Each year, though, our friends have peeled off one by one. Having children was one of the first big changes that broke us apart. As we well understood, children take a lot of time. While we all turn our focus inwards when our children our young, we made conscious efforts to find time for ourselves and our adult friends whenever we could. Several friends became non-blood relatives to our child — the uncles and aunts that he knew better than he knew his familial aunts, uncles and cousins. Other friend virtually disappeared. Beyond the occasional holiday newsletter — or Facebook message today — we hardly knew them anymore. Now, most of our children are old enough to have their own lives, but we’ve lost touch with our friends. Joseph is off to hang out with his girlfriend most weekends, so we have plenty of time, but very few people to spend that time with.

I can understand this in many ways, but it certainly doesn’t make me happy. I have seen my own friends, especially make friends, fall off, one by one. Now Rosanne and I have several “couple” friends and she has quite a few girlfriends she can hang out with, but I really don’t have any close male friends I can just “hang out” with. Now, let me be clear, I am not always the best person at hanging out, but I don’t think I drove them all away with my behavior. I don’t have the typical male interests like sports, cars or bar drinking, so this might have something to do with it, but as far as I know, those aren’t the deepest interests of many of my friends, either.

Basically, what I am trying to say is that, after 50, life can get a bit lonely. Everyone is so tied up with their own lives an the space for others in those lives is limited, if not nonexistent. I try to put together events and give people excuses to come out, even for an hour or two to share time with us and others, but inertia is a strong force and can often keep us in our chairs on most evenings. I know that feeling myself and this somewhat drives my efforts. I spend so much time at home — both “at home” at “at the office” that i NEEd to get out on occasion, even if just going to the local coffee shop. 

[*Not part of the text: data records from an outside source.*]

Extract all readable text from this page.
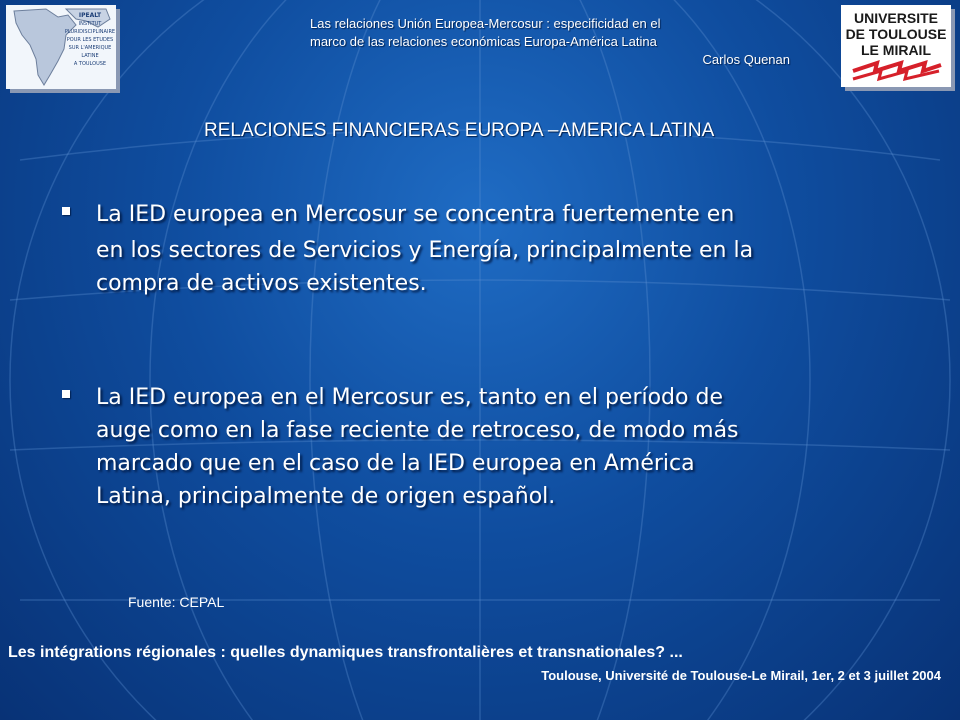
IPEALT
INSTITUT
PLURIDISCIPLINAIRE
POUR LES ETUDES
SUR L'AMERIQUE
LATINE
A TOULOUSE
UNIVERSITE
DE TOULOUSE
LE MIRAIL
Las relaciones Unión Europea-Mercosur : especificidad en el
marco de las relaciones económicas Europa-América Latina
Carlos Quenan
RELACIONES FINANCIERAS EUROPA –AMERICA LATINA
La IED europea en Mercosur se concentra fuertemente en
en los sectores de Servicios y Energía, principalmente en la
compra de activos existentes.
La IED europea en el Mercosur es, tanto en el período de
auge como en la fase reciente de retroceso, de modo más
marcado que en el caso de la IED europea en América
Latina, principalmente de origen español.
Fuente: CEPAL
Les intégrations régionales : quelles dynamiques transfrontalières et transnationales? ...
Toulouse, Université de Toulouse-Le Mirail, 1er, 2 et 3 juillet 2004
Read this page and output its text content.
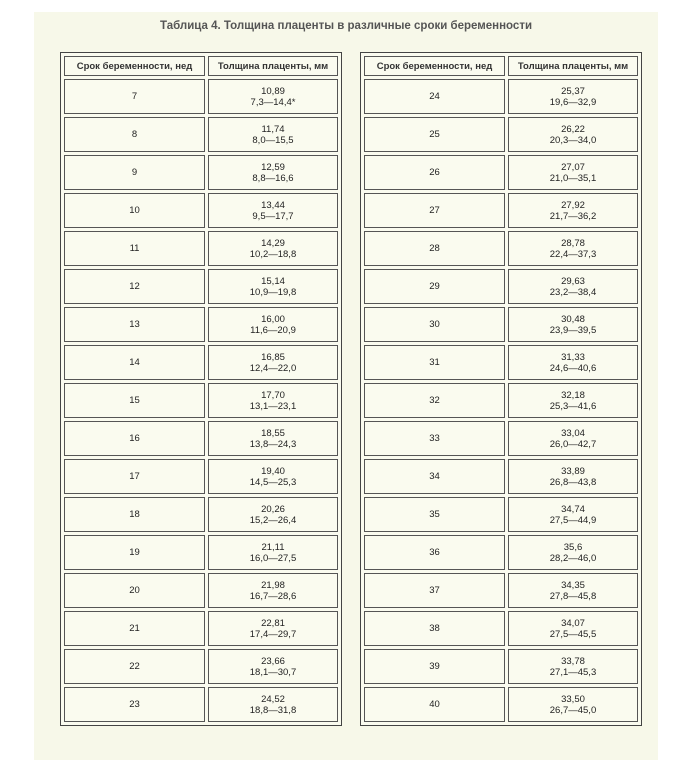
Таблица 4. Толщина плаценты в различные сроки беременности
Срок беременности, нед	Толщина плаценты, мм
7	10,89
7,3—14,4*

8	11,74
8,0—15,5

9	12,59
8,8—16,6

10	13,44
9,5—17,7

11	14,29
10,2—18,8

12	15,14
10,9—19,8

13	16,00
11,6—20,9

14	16,85
12,4—22,0

15	17,70
13,1—23,1

16	18,55
13,8—24,3

17	19,40
14,5—25,3

18	20,26
15,2—26,4

19	21,11
16,0—27,5

20	21,98
16,7—28,6

21	22,81
17,4—29,7

22	23,66
18,1—30,7

23	24,52
18,8—31,8
Срок беременности, нед	Толщина плаценты, мм
24	25,37
19,6—32,9

25	26,22
20,3—34,0

26	27,07
21,0—35,1

27	27,92
21,7—36,2

28	28,78
22,4—37,3

29	29,63
23,2—38,4

30	30,48
23,9—39,5

31	31,33
24,6—40,6

32	32,18
25,3—41,6

33	33,04
26,0—42,7

34	33,89
26,8—43,8

35	34,74
27,5—44,9

36	35,6
28,2—46,0

37	34,35
27,8—45,8

38	34,07
27,5—45,5

39	33,78
27,1—45,3

40	33,50
26,7—45,0
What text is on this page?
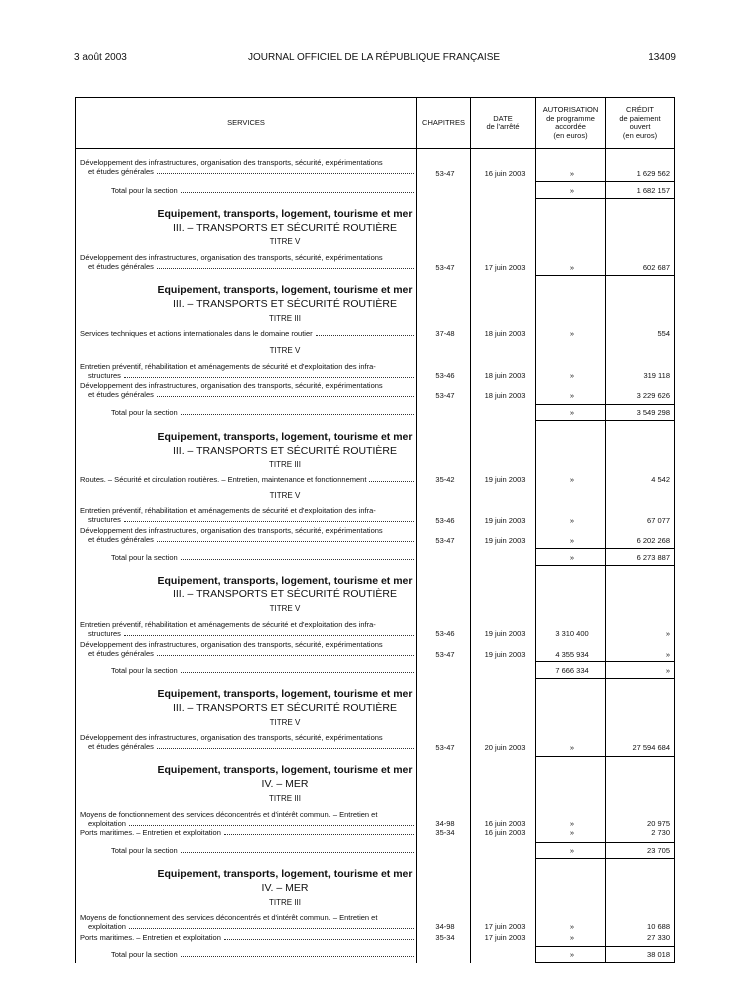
3 août 2003	JOURNAL OFFICIEL DE LA RÉPUBLIQUE FRANÇAISE	13409
SERVICES	CHAPITRES	DATE
de l'arrêté
AUTORISATION
de programme
accordée
(en euros)
CRÉDIT
de paiement
ouvert
(en euros)
Développement des infrastructures, organisation des transports, sécurité, expérimentations
et études générales	53-47	16 juin 2003	»	1 629 562
Total pour la section	»	1 682 157
Equipement, transports, logement, tourisme et mer
III. – TRANSPORTS ET SÉCURITÉ ROUTIÈRE
TITRE V
Développement des infrastructures, organisation des transports, sécurité, expérimentations
et études générales	53-47	17 juin 2003	»	602 687
Equipement, transports, logement, tourisme et mer
III. – TRANSPORTS ET SÉCURITÉ ROUTIÈRE
TITRE III
Services techniques et actions internationales dans le domaine routier	37-48	18 juin 2003	»	554
TITRE V
Entretien préventif, réhabilitation et aménagements de sécurité et d'exploitation des infra-
structures	53-46	18 juin 2003	»	319 118
Développement des infrastructures, organisation des transports, sécurité, expérimentations
et études générales	53-47	18 juin 2003	»	3 229 626
Total pour la section	»	3 549 298
Equipement, transports, logement, tourisme et mer
III. – TRANSPORTS ET SÉCURITÉ ROUTIÈRE
TITRE III
Routes. – Sécurité et circulation routières. – Entretien, maintenance et fonctionnement	35-42	19 juin 2003	»	4 542
TITRE V
Entretien préventif, réhabilitation et aménagements de sécurité et d'exploitation des infra-
structures	53-46	19 juin 2003	»	67 077
Développement des infrastructures, organisation des transports, sécurité, expérimentations
et études générales	53-47	19 juin 2003	»	6 202 268
Total pour la section	»	6 273 887
Equipement, transports, logement, tourisme et mer
III. – TRANSPORTS ET SÉCURITÉ ROUTIÈRE
TITRE V
Entretien préventif, réhabilitation et aménagements de sécurité et d'exploitation des infra-
structures	53-46	19 juin 2003	3 310 400	»
Développement des infrastructures, organisation des transports, sécurité, expérimentations
et études générales	53-47	19 juin 2003	4 355 934	»
Total pour la section	7 666 334	»
Equipement, transports, logement, tourisme et mer
III. – TRANSPORTS ET SÉCURITÉ ROUTIÈRE
TITRE V
Développement des infrastructures, organisation des transports, sécurité, expérimentations
et études générales	53-47	20 juin 2003	»	27 594 684
Equipement, transports, logement, tourisme et mer
IV. – MER
TITRE III
Moyens de fonctionnement des services déconcentrés et d'intérêt commun. – Entretien et
exploitation	34-98	16 juin 2003	»	20 975
Ports maritimes. – Entretien et exploitation	35-34	16 juin 2003	»	2 730
Total pour la section	»	23 705
Equipement, transports, logement, tourisme et mer
IV. – MER
TITRE III
Moyens de fonctionnement des services déconcentrés et d'intérêt commun. – Entretien et
exploitation	34-98	17 juin 2003	»	10 688
Ports maritimes. – Entretien et exploitation	35-34	17 juin 2003	»	27 330
Total pour la section	»	38 018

O am very thankful for the few close friends we have these days. Were it not for them, we might not do anything at all. There is one particular couple we can call spontaneously and, more often than not, they are up to do something — even something small like dinner or just hanging out watching a movie for the evening. I appreciate them more and more every day. They — and others like them — are our family now, being so distant from most of our blog relatives, We have had to develop a “family” of our own over the years and it is a bit depressing to see if getting smaller and smaller. I don’t’ see a way of correcting this trend, o I’ll just have to deal with it, I guess, even if I don’t like it.